Fine, so Patrick Chung dropped the snap the way Kevin Faulk juggled the pass in Indianapolis on fourth-and-2. The players get some blame, too. But all decisions are about risk and reward, and, well, were the Patriots really going to score a touchdown in the final minute of the half when they had done almost nothing for the first 29 minutes? Were they playing for a Shayne Graham field goal to make it 7-6? Wouldn’t they have been wiser to just punt and regroup at halftime rather to risk a deficit of 10-3 or 14-3?
Maybe that is hindsight. Maybe it is common sense. Maybe that is all an indication that the Patriots still have some work to do in terms of rebuilding their mystique, a process Belichick started in the earliest days of training camp.

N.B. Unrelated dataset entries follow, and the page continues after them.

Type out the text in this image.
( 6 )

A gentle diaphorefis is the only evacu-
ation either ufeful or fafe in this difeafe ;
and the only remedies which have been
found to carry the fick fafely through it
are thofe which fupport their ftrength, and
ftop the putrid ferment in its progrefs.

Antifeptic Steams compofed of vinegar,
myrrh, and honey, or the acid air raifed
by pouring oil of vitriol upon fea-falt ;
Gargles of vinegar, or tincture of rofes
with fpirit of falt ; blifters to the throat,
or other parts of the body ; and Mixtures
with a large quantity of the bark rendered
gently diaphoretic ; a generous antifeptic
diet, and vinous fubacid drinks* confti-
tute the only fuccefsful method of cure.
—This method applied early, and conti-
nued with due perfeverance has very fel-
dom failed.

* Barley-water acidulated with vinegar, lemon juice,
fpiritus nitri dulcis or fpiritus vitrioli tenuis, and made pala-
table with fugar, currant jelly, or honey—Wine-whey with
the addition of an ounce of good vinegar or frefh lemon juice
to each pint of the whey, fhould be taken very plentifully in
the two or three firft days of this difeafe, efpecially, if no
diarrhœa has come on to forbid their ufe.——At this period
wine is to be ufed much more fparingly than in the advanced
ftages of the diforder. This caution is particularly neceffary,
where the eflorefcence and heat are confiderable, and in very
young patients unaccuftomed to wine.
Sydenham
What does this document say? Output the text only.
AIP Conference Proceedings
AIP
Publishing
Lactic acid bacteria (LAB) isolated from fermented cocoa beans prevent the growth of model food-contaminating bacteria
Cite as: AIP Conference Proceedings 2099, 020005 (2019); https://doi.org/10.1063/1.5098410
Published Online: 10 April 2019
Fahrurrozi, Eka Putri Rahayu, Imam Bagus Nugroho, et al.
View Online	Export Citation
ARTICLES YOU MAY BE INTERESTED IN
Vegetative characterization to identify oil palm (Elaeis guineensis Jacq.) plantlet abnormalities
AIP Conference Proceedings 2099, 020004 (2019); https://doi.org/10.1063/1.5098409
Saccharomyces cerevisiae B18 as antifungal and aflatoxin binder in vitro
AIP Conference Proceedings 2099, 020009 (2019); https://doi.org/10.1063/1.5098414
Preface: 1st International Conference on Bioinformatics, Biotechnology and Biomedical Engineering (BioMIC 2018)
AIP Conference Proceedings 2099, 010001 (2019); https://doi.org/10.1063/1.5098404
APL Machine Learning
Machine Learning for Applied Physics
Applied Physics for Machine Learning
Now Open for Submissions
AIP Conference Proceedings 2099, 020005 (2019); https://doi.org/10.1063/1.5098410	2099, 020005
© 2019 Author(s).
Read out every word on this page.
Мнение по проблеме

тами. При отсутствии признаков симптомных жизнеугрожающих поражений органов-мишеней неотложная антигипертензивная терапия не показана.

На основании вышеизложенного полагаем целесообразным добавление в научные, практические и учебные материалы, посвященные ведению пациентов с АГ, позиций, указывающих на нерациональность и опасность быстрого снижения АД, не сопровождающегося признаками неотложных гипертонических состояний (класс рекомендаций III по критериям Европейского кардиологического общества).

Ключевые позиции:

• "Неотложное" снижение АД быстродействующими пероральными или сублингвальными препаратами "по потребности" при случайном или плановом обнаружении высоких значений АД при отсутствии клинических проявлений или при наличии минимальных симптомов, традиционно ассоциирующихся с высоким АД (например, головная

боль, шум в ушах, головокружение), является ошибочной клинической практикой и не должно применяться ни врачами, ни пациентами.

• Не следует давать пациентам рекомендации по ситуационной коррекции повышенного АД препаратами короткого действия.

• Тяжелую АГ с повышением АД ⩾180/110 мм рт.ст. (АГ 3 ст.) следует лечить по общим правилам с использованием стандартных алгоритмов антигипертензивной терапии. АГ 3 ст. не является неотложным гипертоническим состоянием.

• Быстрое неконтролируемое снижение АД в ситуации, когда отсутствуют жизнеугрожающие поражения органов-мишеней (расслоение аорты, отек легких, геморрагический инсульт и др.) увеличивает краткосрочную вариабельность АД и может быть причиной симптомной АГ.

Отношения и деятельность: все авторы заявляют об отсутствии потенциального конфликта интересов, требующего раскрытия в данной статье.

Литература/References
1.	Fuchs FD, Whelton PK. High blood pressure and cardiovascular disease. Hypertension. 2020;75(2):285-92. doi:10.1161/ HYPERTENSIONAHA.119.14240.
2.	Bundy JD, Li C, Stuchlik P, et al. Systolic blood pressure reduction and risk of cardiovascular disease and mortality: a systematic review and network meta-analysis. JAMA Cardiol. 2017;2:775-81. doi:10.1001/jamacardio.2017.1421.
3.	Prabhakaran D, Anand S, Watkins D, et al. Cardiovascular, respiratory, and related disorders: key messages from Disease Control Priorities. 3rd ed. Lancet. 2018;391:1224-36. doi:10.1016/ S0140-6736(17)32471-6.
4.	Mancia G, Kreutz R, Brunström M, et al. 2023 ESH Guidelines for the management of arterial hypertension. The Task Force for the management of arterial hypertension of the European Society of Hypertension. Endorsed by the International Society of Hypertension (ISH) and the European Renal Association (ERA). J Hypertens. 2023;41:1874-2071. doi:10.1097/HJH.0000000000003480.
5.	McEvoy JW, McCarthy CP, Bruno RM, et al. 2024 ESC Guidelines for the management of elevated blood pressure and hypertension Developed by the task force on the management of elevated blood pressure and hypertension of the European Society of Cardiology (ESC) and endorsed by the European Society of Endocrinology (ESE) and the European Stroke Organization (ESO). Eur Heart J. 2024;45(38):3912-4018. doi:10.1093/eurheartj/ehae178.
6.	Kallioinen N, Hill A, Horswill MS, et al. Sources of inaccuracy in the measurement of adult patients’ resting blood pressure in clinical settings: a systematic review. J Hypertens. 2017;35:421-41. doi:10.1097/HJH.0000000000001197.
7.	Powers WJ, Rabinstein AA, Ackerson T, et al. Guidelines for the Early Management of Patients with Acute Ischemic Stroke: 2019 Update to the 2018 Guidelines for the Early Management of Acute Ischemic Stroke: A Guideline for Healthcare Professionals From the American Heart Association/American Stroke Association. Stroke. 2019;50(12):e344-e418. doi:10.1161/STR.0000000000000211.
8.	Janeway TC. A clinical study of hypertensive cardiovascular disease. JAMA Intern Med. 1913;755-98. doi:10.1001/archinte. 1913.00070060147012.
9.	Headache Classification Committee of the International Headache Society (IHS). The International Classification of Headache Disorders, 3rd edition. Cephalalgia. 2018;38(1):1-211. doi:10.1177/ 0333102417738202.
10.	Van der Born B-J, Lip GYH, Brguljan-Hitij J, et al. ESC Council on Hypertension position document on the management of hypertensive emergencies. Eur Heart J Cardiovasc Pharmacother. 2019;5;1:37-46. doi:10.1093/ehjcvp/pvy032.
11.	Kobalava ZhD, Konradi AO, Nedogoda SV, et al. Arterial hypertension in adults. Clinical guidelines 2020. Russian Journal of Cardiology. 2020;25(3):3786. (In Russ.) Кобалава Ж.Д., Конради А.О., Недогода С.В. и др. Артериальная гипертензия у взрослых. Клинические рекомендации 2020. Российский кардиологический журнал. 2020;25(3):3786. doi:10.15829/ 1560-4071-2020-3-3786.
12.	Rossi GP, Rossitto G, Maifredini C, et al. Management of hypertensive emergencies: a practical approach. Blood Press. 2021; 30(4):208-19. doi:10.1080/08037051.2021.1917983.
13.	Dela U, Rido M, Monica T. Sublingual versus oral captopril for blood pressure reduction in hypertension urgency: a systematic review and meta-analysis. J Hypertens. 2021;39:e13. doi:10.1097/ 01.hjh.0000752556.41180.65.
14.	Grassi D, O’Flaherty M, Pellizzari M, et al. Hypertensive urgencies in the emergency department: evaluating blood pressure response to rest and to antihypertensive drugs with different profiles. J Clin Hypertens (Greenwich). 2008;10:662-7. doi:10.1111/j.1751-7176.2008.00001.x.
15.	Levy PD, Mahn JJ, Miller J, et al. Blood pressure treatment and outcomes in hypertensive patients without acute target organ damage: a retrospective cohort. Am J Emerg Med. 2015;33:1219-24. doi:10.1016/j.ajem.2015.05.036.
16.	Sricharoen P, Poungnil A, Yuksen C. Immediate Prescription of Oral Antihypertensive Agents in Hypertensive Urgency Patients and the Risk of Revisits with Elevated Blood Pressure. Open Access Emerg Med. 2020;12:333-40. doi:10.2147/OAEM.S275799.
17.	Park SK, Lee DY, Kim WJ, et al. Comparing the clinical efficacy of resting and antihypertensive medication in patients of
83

Give the Patriots credit for one thing. In some ways, they, too, debunked a myth this season. As it turns out, you can rebuild on the fly and still be a Super Bowl contender. You just might not be able to win. The large majority of us regarded this as a dreaded bridge year when the Patriots entered training camp, and it would be easy to remind ourselves of that now. It’s just that the expectations changed so much along the way. The Patriots had a brutal regular season schedule and rolled to a 14-2 record, going unbeaten in their final eight games. They beat the Chargers in San Diego, the Steelers in Pittsburgh, the Bears in Chicago. They beat the Ravens, Jets, Packers and Colts in Foxborough. They beat anyone and everyone.
Along the way, the Pats even debunked the myth that they could not win without Randy Moss, whom they cast off in favor of the more likeable, team-friendly and more consistent Deion Branch.
Now, at a time when the Patriots once demonstrated the value of their tenet above all others, questions again mount. Brady got sacked five times yesterday and last night. Sanchez was not sacked at all. Can New England really win without a pass rush? The Jets ran 29 times and threw it 25. Can the Pats win without a real running back? Brandon Tate was targeted down the field just once, the ball falling incomplete. Can the Pats win without a deep threat who at least warrants some attention?
In New England over the last 10 years, rightfully so, winning begot a philosophy. Philosophy begot myth. Myth has now been destroyed, or maybe it hasn’t, depending on what you believed in the first place.
After all, as much as anyone, Bill Belichick always believed in multiple ways to win.